A paper by a deCODE-led team of scientists has been published to present the discovery of a gene variant conferring increased risk of myocardial infarction, or heart attack.
The link between the variant of the gene encoding the leukotriene A4 hydrolase (LTA4H) and increased risk of heart attack, first made in Iceland, was confirmed in studies of three cohorts in the United States.
In Icelanders and in Americans of European origin the at-risk version of the gene is quite common and confers a moderate increase in risk of the disease.
The variant occurs less frequently in African Americans but triples the risk of heart attack.
The paper, entitled ‘A variant of the gene encoding leukotriene A4 hydrolase confers ethnic-specific risk of myocardial infarction,’ is published in the online edition of Nature Genetics, and will appear in the January print edition.
“This is an important discovery with immediate relevance to improving health. It confirms the importance of the leukotriene pathway in mediating susceptibility to heart attack and provides a means of directing new medicine to those at particularly elevated risk,” said Kari Stefansson, CEO of deCODE and senior author on the study.
“We are now preparing a Phase III clinical trial of a compound aimed at reducing the risk of heart attack by correcting the biological perturbation caused by the gene variants we have discovered.”
“By weaving these findings into the design of our Phase III trial, we may be able to swiftly translate this discovery into benefit for patients.”
“At the same time, we are looking at how to make available to African Americans a diagnostic test for the at-risk variant.”
“This could be used to help people at risk to work with their doctors to develop prevention strategies aimed at minimizing the likelihood of suffering a heart attack.”
The study builds upon deCODE's previously published work linking variants of the gene encoding the five lipoxygenase activating protein (FLAP) to increased risk of heart attack.
The at-risk variants of the FLAP gene appear to contribute to the risk of heart attack by upregulating the production of leukotriene B4 (LTB4).

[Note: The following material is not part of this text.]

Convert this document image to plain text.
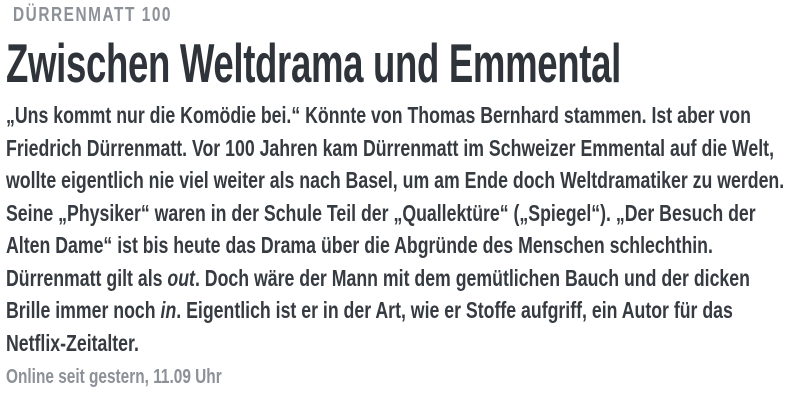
DÜRRENMATT 100
Zwischen Weltdrama und Emmental

„Uns kommt nur die Komödie bei.“ Könnte von Thomas Bernhard stammen. Ist aber von Friedrich Dürrenmatt. Vor 100 Jahren kam Dürrenmatt im Schweizer Emmental auf die Welt, wollte eigentlich nie viel weiter als nach Basel, um am Ende doch Weltdramatiker zu werden. Seine „Physiker“ waren in der Schule Teil der „Quallektüre“ („Spiegel“). „Der Besuch der Alten Dame“ ist bis heute das Drama über die Abgründe des Menschen schlechthin. Dürrenmatt gilt als out. Doch wäre der Mann mit dem gemütlichen Bauch und der dicken Brille immer noch in. Eigentlich ist er in der Art, wie er Stoffe aufgriff, ein Autor für das Netflix-Zeitalter.

Online seit gestern, 11.09 Uhr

Higher production of LTB4, an important modulator of inflammatory response, may increase the propensity of atherosclerotic plaques to rupture, the event directly preceding most heart attacks.
The LTA4H enzyme acts downstream in the leukotriene pathway from FLAP, and is directly involved in the synthesis of LTB4.
To search for variants in the LTA4H gene that might confer risk of heart attack, the deCODE team analyzed a set of single-base variations, or SNPs, in the gene encoding the LTA4H in 2000 patients and controls in Iceland.
The haplotype, or version of the gene, defined by these markers and referred to as HapK, was found to correlate with a 40% greater risk of heart attack in Icelandic patients with a history of other cardiovascular disease such as stroke or peripheral artery disease.
To study the significance of this variant in the United States, HapK was analyzed in 3000 individuals in study cohorts at the Cleveland Clinic in Ohio, Emory University in Atlanta, and the University of Pennsylvania in Philadelphia.
In its drug development programs for the prevention of heart attack, deCODE is currently preparing a Phase III clinical trial for DG031, an inhibitor of FLAP.
At its medicinal chemistry group in Chicago, the company has developed an inhibitor of LTA4H.